Like most naïve and “in love” 16 year olds I eventually caved and partook in an activity all of my friends had before. The taboo sex. I didn’t know much of what I was doing. I knew it hurt at first. A pain I can never quite explain but can relate to the beginning of labor. With hormones surging, freedom from constant watch of my parents, and little sexual education outside of the pledge I took in seventh grade to stay abstinent, you can only guess what happened.

We made it three months.

Crazy right? Who would’ve thought unsafe sex would’ve led to pregnancy. I mean “his pull out game was on point??” What everyone forgot to teach was about precum—that stuff is a hidden baby maker. However, I was in denial that I could possibly be pregnant for two solid months. It was my junior year of high school I was a varsity cross country runner. Obviously that exhaustion and nausea was caused by early morning hard workouts. That loss of tone in my stomach was simple the result of eating terribly. I couldn’t be pregnant I was only 16. I was nearly too of my class. Being late for my period was just stress because that happens.

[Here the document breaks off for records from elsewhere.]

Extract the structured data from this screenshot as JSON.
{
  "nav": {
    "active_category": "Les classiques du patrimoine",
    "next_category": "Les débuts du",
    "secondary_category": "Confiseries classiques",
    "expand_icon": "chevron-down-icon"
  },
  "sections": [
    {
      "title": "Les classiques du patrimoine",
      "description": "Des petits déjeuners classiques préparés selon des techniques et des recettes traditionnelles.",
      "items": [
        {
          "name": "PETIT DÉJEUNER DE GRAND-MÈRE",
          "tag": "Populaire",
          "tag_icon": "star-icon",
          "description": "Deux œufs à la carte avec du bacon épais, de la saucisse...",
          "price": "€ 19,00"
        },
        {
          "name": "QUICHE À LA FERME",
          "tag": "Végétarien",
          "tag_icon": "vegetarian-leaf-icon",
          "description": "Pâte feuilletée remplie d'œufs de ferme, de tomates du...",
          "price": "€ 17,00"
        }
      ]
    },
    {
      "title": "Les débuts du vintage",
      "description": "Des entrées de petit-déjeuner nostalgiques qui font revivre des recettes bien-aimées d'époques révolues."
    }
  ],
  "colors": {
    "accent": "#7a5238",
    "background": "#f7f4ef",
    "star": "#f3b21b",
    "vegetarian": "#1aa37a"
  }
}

It was my mom who got a call from a concerned friend's parent. She thought I may be pregnant. My mom asked me and I was like, “Oh there is no way.” But even the words fell out of my mouth with a feeling in my gut knowing I was wrong. I called a friend who bought me a test. I kept saying it would be negative trying to convince my body that it was confused. But the two lines appeared immediately. I froze. My reaction was to grab my phone and text my boyfriend.. my boyfriend who had just told me he loved me the week before. I gathered up the words for the perfect text.

“I’m so screwed.”

And I waited. He replied immediately confused and I sent a picture and the obvious positive. The next few hours were a blur. How could something like this happen to someone like me? I was the good girl, the one who made all A’s, never spoke up in class, was always to myself and doing my best. Now I had this tiny human inside of me and I could imagine the amount of change that was due to come.